I detailed these matters in my two books on the subject: ASPARTAME (NUTRASWEET): IS IT SAFE? (Philadelphia, 1989, the Charles Press) and SWEETNER DEAREST: BITTERSWEET VIGNETTES ABOUT ASPARTAME (NUTRASWEET) (West Palm Beach, 1992, Sunshine Sentinel Press, PO Box 8697, 1-800-814-9800). They are also summarized in my two-tape lecture, IS ASPARTAME (NUTRASWEET) SAFE? A MEDICAL, PUBLIC HEALTH AND LEGAL OVERVIEW (West Palm Beach, 1992, Sunshine Sentinel Press, PO Box 8697, 1-800-814-9800).
I have discussed some of the reasons aspartame might aggravate diabetes and hypoglycemia in these books. The possible mechanisms include the following:
* Marked changes in appetite and weight as reflected by paradoxic weight gain or severe loss of weight.
* Excessive insulin secretion and depletion of the insulin reserve

* Possible alteration of cellular receptor sites for insulin, with ensuing insulin resistance
* Neurotransmitter alterations within the brain and peripheral nerves
* The toxicity of each  of the three components of aspartame (phenylalanine; aspartic acid: the methylester, which promptly becomes methyl alcohol or methanol), and their multiple breakdown products after exposure to heat or during prolonged storeage
I have asserted in my publications, and in testimony both to Congress and FDA advisory group, that the current wholesale ingestion of aspartame products by over half the adult population constitutes an imminent public health hazard. Yet, this warning continues to be ignored by the medical profession and the FDA.
Accordingly, informed and concerned consumers are justified in criticizing the industrial-medical complex that 1) refuses to acknowledge the problem of aspartame disease, and 2) fails to warn high-risk groups about the potential dangers.
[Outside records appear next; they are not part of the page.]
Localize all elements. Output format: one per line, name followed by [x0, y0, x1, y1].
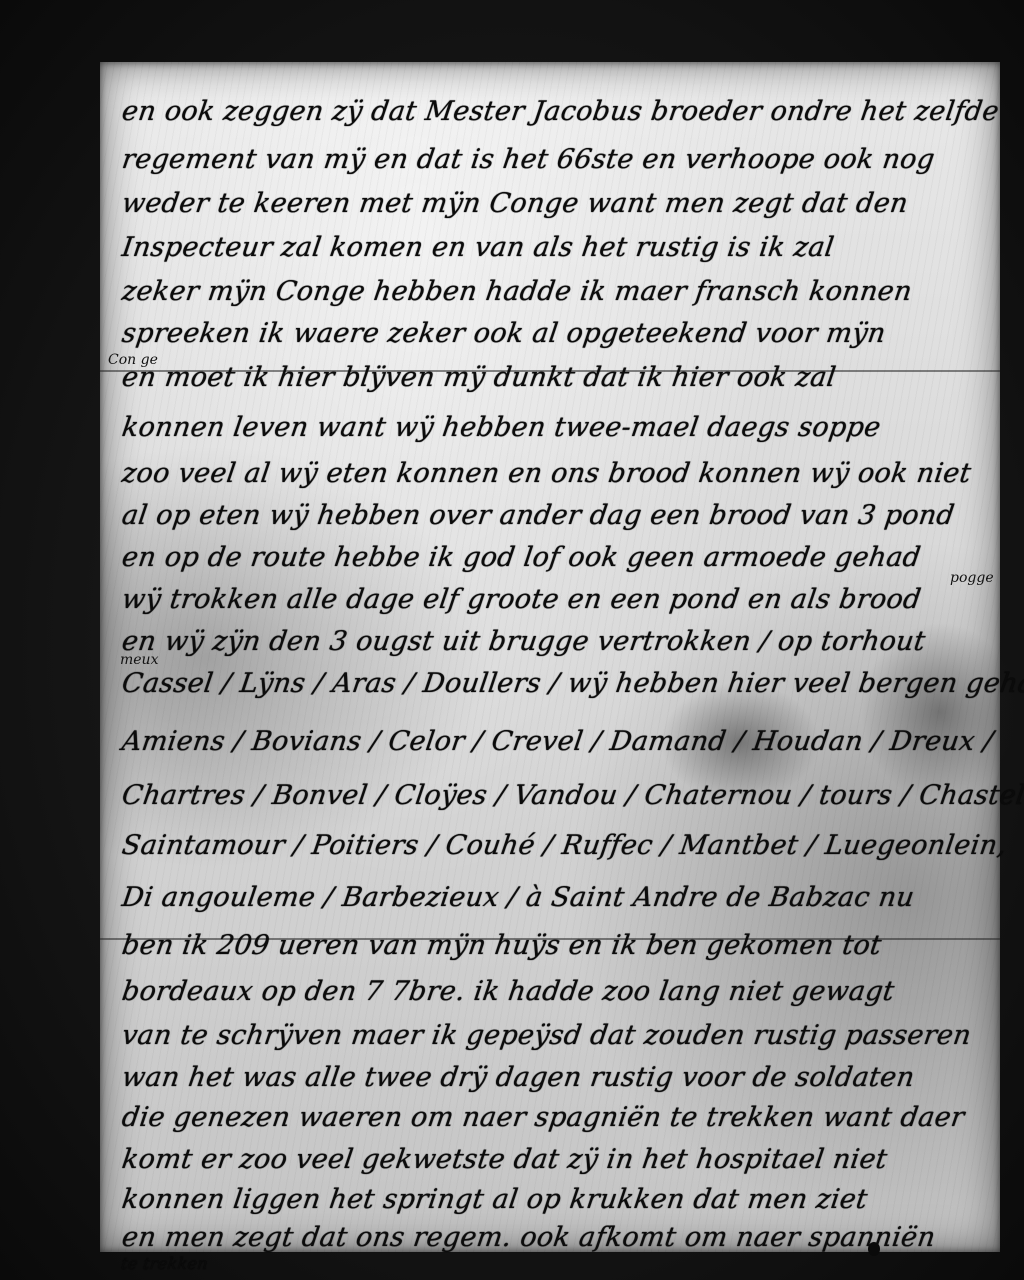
letter-line: die genezen waeren om naer spagniën te t… [120, 1102, 994, 1133]
margin-note: pogge [950, 570, 994, 586]
letter-line: te trekken [120, 1254, 993, 1273]
letter-line: Chartres / Bonvel / Cloÿes / Vandou / Ch… [120, 780, 994, 811]
letter-line: konnen liggen het springt al op krukken … [120, 1184, 994, 1215]
margin-note: Con ge [108, 352, 158, 368]
letter-line: Amiens / Bovians / Celor / Crevel / Dama… [120, 726, 994, 757]
letter-line: bordeaux op den 7 7bre. ik hadde zoo lan… [120, 976, 994, 1007]
ink-blot [868, 1242, 880, 1256]
letter-line: en ook zeggen zÿ dat Mester Jacobus broe… [120, 96, 994, 127]
letter-line: konnen leven want wÿ hebben twee-mael da… [120, 412, 994, 443]
letter-line: weder te keeren met mÿn Conge want men z… [120, 188, 994, 219]
letter-line: Di angouleme / Barbezieux / à Saint Andr… [120, 882, 994, 913]
letter-line: spreeken ik waere zeker ook al opgeteeke… [120, 318, 994, 349]
letter-line: en men zegt dat ons regem. ook afkomt om… [120, 1222, 994, 1253]
margin-note: meux [120, 652, 158, 668]
letter-line: komt er zoo veel gekwetste dat zÿ in het… [120, 1144, 994, 1175]
letter-line: Inspecteur zal komen en van als het rust… [120, 232, 994, 263]
letter-line: al op eten wÿ hebben over ander dag een … [120, 500, 994, 531]
letter-line: wÿ trokken alle dage elf groote en een p… [120, 584, 994, 615]
letter-line: zeker mÿn Conge hebben hadde ik maer fra… [120, 276, 994, 307]
letter-line: en wÿ zÿn den 3 ougst uit brugge vertrok… [120, 626, 994, 657]
letter-line: en op de route hebbe ik god lof ook geen… [120, 542, 994, 573]
letter-line: wan het was alle twee drÿ dagen rustig v… [120, 1062, 994, 1093]
letter-line: van te schrÿven maer ik gepeÿsd dat zoud… [120, 1020, 994, 1051]
letter-line: ben ik 209 ueren van mÿn huÿs en ik ben … [120, 930, 994, 961]
letter-line: Cassel / Lÿns / Aras / Doullers / wÿ heb… [120, 668, 994, 699]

In addition to patients with diabetes and hypoglycemia, they include pregnant women, children, patients with epilepshy, liver, kidney disease and eating disorders, older persons with memory impairment, and the  relatives of aspartame reactors, diabetics and patients with phenylketonuria.
Many also correctly ask: Why is aspartame still on the market? Their concern is intensified by the high incidence of brain tumors in animals (known before FDA approval), and the reasonable doubt I have documented about the apparent contributory role of aspartame in human brain tumors.
1994 H.J. Roberts, M.D., F.A.C.P.,F.C.C.P.